Czech President Milos Zeman said on Sunday the idea that Russian spies caused a 2014 ammunition dump explosion in Vrbětice was just one of two theories and the possibility it was an accident should not be ruled out.
Zeman’s statement came just over a week after the government sparked a row with Moscow by saying it suspected that two Russian spies accused of a nerve agent poisoning in Britain in 2018 were also behind the Czech 2014 explosion that killed two people.

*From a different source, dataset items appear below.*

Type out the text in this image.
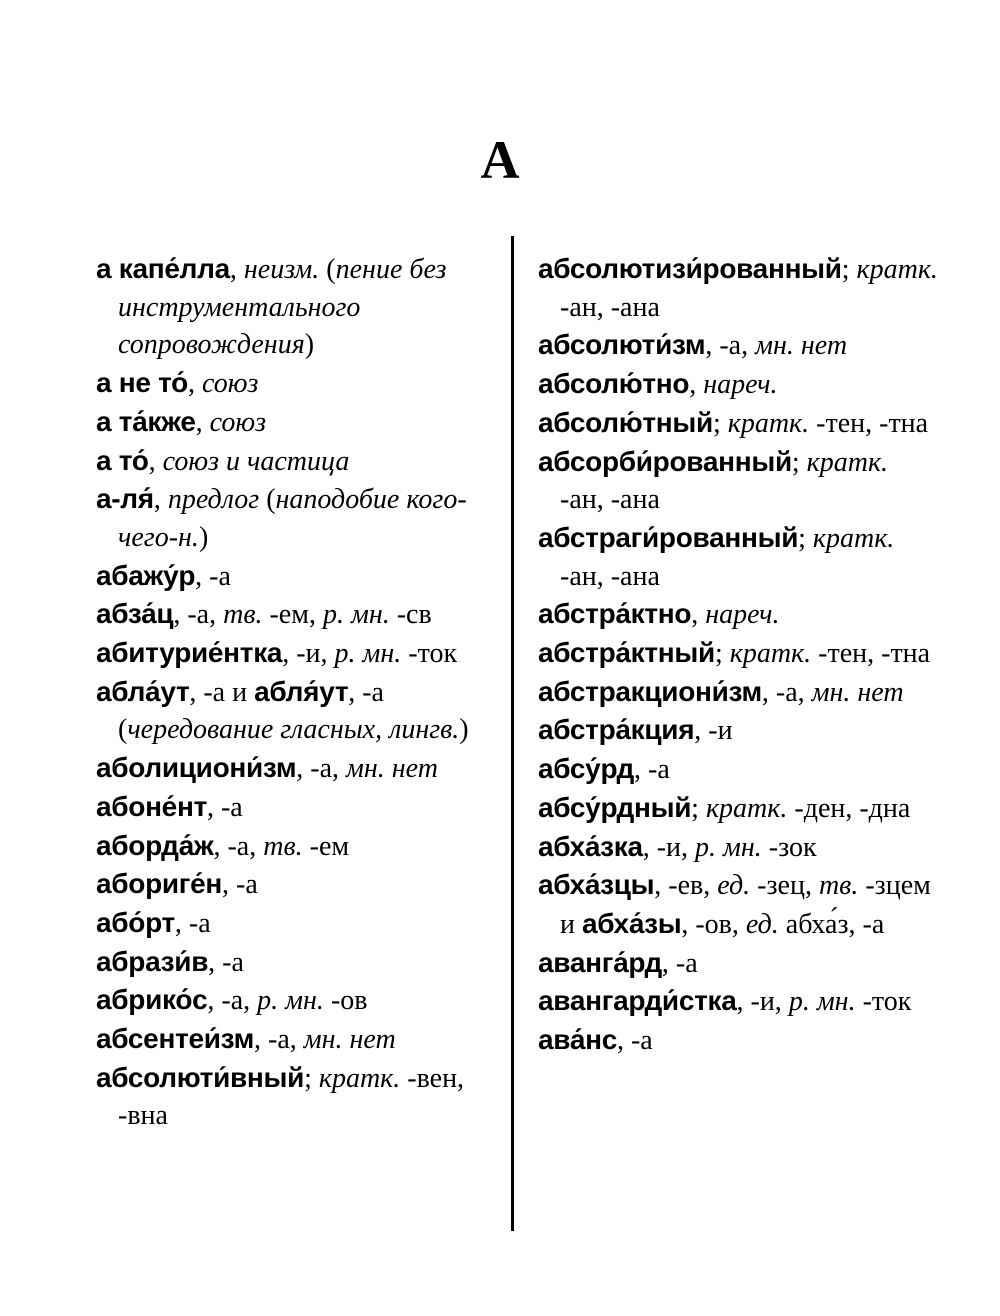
А
а капе́лла, неизм. (пение без инструментального сопровождения)
а не то́, союз
а та́кже, союз
а то́, союз и частица
а-ля́, предлог (наподобие кого-чего-н.)
абажу́р, -а
абза́ц, -а, тв. -ем, р. мн. -св
абитурие́нтка, -и, р. мн. -ток
абла́ут, -а и абля́ут, -а (чередование гласных, лингв.)
аболициони́зм, -а, мн. нет
абоне́нт, -а
аборда́ж, -а, тв. -ем
абориге́н, -а
або́рт, -а
абрази́в, -а
абрико́с, -а, р. мн. -ов
абсентеи́зм, -а, мн. нет
абсолюти́вный; кратк. -вен, -вна
абсолютизи́рованный; кратк. -ан, -ана
абсолюти́зм, -а, мн. нет
абсолю́тно, нареч.
абсолю́тный; кратк. -тен, -тна
абсорби́рованный; кратк. -ан, -ана
абстраги́рованный; кратк. -ан, -ана
абстра́ктно, нареч.
абстра́ктный; кратк. -тен, -тна
абстракциони́зм, -а, мн. нет
абстра́кция, -и
абсу́рд, -а
абсу́рдный; кратк. -ден, -дна
абха́зка, -и, р. мн. -зок
абха́зцы, -ев, ед. -зец, тв. -зцем и абха́зы, -ов, ед. абха́з, -а
аванга́рд, -а
авангарди́стка, -и, р. мн. -ток
ава́нс, -а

“We are working with two investigative theories – the first, original one, that there was an explosion resulting from inexpert handling of explosives, and the second that it was an operation of a foreign intelligence service,” he said in the speech, carried on Prima television.
Prime Minister Andrej Babis said on April 17 that there was well-grounded suspicion of the involvement of Russian military intelligence service GRU in the explosions. The government has not announced any other possible version of the events.
The Czech government expelled 18 Russian diplomats and other embassy staff it identified as spies last week, which Zeman said he supported.
It ordered a further 63 diplomats and Russian staff to leave by the end of May, to bring the Prague Russian embassy to the same level as its Czech counterpart in Moscow.
Moscow retaliated by ordering out 20 Czech diplomats and staff, and also requiring the Czechs to cut by May about 90 Russian support staff working at the Czech embassy and a complex including a hotel for Czech visitors to Moscow.
The European Union and NATO have issued statements in support of the central European country and the Baltic states and Slovakia have expelled Russian diplomats in solidarity.